Psychiatrist helps in the search for a breakthrough in treatment-resistant depression.
Ronnie Pollard, MD, was a resident at Baylor College of Medicine when he witnessed the effects of child post-traumatic stress disorder for the first time. “I was working on the Waco case with Bruce Perry, MD, PhD, one of the world’s leading psychiatrists in child trauma.”
Together, Pollard and Perry studied traumatized children from the 1993 siege at the Branch Davidian compound. “We made a lot of ground-breaking discoveries about what happens to the brain when kids are traumatized,” Pollard says. “I got six publications during residency, which piqued my interest in research.”
According to Pollard, now a renowned psychiatrist and executive medical director at Medical City Green Oaks Hospital in Plano, Texas, people who experience childhood trauma are more vulnerable to stressors later in life because of the way their brains develop early on. Pollard adds that current antidepressants are flawed in their ability to help treat adults.
As principal investigator for a trial exploring the potential of psilocybin to help with treatment-resistant depression, Pollard sees a ray of hope. From his 20-plus years of helping patients who’ve struggled with mental illness — and their inability to find effective treatment — Pollard understands the importance of this research.
Psilocybin makes the brain open to change
so that it can take on new experiences.
These new neuroconnections help people
get out of the dark hole of depression.— Ronnie Pollard, MD, psychiatrist and executive medical director at Medical City Green Oaks Hospital in Plano, Texas
Q: What could set treatments like these apart from current antidepression medications?
A: Effectiveness-wise, selective serotonin reuptake inhibitors (SSRIs) are maybe 40% or 50% effective.

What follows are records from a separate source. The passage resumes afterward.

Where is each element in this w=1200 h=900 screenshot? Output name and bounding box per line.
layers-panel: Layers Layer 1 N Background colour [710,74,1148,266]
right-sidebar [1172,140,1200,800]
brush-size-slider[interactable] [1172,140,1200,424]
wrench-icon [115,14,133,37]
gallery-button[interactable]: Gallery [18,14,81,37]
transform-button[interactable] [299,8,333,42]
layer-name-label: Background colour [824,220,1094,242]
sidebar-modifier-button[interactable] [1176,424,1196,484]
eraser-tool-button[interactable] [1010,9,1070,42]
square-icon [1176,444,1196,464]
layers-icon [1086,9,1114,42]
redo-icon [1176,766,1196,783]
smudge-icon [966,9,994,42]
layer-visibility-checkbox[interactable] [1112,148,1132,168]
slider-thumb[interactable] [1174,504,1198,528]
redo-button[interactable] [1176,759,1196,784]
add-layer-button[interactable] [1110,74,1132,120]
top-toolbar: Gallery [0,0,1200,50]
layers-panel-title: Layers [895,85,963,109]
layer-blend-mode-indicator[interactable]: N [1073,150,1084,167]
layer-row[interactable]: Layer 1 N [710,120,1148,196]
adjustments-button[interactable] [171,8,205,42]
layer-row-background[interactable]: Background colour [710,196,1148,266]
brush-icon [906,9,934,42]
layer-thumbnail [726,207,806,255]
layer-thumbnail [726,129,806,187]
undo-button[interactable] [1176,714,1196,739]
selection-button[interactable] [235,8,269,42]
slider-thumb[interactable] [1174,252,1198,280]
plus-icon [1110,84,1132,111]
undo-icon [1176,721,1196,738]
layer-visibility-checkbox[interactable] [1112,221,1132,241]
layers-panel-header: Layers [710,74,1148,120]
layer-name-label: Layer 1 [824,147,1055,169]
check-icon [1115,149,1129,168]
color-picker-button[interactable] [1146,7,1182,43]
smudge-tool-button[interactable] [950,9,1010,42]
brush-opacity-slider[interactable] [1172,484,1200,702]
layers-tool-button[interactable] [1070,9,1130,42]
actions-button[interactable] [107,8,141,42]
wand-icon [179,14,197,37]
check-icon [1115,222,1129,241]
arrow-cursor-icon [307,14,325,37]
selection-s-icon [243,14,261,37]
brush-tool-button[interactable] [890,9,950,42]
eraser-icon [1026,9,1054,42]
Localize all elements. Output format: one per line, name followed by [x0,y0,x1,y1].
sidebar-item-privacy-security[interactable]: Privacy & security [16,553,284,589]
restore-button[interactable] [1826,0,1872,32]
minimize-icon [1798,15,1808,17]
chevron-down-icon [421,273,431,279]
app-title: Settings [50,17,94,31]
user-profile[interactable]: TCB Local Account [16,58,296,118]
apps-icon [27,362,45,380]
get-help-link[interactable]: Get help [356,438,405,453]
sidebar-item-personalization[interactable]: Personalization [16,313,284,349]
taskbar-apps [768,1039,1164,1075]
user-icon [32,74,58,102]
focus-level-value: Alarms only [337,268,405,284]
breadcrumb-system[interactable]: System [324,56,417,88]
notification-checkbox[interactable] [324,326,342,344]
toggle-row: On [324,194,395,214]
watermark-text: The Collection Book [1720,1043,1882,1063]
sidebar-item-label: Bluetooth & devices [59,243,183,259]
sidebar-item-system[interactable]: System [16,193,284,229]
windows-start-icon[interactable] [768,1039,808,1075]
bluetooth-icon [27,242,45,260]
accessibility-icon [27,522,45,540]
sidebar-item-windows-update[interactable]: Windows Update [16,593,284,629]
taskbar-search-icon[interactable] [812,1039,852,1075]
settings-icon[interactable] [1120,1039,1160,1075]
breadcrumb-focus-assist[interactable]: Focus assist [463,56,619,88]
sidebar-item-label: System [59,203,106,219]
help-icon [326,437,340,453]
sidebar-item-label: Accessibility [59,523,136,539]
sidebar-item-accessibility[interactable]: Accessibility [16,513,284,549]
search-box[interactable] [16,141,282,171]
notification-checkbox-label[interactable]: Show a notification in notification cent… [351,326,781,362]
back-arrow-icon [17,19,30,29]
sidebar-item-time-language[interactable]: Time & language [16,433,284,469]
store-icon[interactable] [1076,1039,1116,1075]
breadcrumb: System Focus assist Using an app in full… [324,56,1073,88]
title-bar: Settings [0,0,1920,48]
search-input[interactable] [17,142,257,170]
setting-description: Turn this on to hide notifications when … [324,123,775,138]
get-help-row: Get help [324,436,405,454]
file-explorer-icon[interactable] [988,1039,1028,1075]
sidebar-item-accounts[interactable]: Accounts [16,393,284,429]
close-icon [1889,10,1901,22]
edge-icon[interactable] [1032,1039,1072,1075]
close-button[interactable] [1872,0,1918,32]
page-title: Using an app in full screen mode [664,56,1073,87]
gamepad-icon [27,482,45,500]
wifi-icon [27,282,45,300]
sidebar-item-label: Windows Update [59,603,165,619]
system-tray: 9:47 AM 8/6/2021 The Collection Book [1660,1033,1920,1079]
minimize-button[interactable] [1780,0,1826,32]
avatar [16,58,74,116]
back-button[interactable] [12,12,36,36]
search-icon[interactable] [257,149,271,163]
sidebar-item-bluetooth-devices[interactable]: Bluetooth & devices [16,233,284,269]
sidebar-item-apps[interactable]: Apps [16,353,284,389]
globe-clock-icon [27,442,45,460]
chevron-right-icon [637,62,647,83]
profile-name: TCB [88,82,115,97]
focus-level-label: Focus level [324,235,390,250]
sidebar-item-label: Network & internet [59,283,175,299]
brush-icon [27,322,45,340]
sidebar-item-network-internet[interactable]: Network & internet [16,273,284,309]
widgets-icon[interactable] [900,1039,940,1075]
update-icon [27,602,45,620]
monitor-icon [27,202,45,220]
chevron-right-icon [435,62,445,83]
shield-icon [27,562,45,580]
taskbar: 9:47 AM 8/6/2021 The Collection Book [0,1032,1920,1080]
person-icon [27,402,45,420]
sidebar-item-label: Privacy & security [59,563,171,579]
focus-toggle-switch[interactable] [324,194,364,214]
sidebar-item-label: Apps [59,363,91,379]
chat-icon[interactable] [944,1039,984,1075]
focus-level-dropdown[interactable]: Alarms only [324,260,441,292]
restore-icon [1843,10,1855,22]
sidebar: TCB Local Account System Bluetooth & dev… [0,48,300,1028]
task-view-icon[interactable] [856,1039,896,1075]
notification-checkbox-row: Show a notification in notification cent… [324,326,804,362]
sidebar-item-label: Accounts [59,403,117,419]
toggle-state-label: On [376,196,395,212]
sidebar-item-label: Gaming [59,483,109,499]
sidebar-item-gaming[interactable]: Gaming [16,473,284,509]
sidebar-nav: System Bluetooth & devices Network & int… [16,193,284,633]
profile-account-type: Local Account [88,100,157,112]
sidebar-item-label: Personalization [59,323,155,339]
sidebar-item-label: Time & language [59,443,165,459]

Many patients don’t stay on them because SSRIs have a lot of side effects people don’t like, such as weight gain. Electroconvulsive therapy (ECT) is still the most effective treatment we have. Psilocybin could give us another option. While we’re still in the research stage, my hope is that psilocybin treatments can reach the efficacy of ECT.
Q: What’s one of the most common misconceptions people have about psilocybin?
A: Some people think it’s like taking a trip with psychedelic mushrooms. While it’s true that psilocybin is the active component found in more than 200 species of psychedelic mushrooms, we don’t actually give patients mushrooms. The compound we administer is synthesized in a lab.
Q: Why does psilocybin have the potential to treat depression?
A: Our best educated guess is that it helps with the neuroplasticity of the brain. When people are depressed, they have trouble thinking anything other than depressive thoughts. Psilocybin makes the brain more malleable and open to change so that it can take on new experiences. Those new neuroconnections help people get out of the dark hole of depression, and the results seem to last for six months.
Q: In the trials you’re conducting, how is the psilocybin administered?
A: We have hospital rooms that are designed like comfortable, peaceful hotel rooms. After I give the medication in a capsule form to the patient, a therapist sits with them in that room for six to eight hours and monitors them continuously, including taking vital signs. It’s a placebo-controlled, randomized study, so patients (and doctors) don’t know whether they’re getting a 1 mg, 10 mg or 25 mg dose. Patients get two doses, two weeks apart. We monitor them for six months, and overall, patients I’ve seen have been tolerating it well, with very few side effects.
Q: As these trials are ongoing, what have therapists noticed?
A: It’s interesting to hear all the stories. From what I’ve seen so far, people tend to have a dissociation experience. They don’t really hallucinate, but they experience perceptual differences. Some people do things that help them feel grounded, like they’ll touch the earth or their arms. I think both in the moment and for an extended period after the treatment, people feel more connected to peers around them and their community — even their country.
Q: Why is that feeling of connection critical for all of us?
A: That’s what helps us form bonds. When we bond with other people — our peers and our family and our co-workers — that connectedness makes our lives better and their lives better.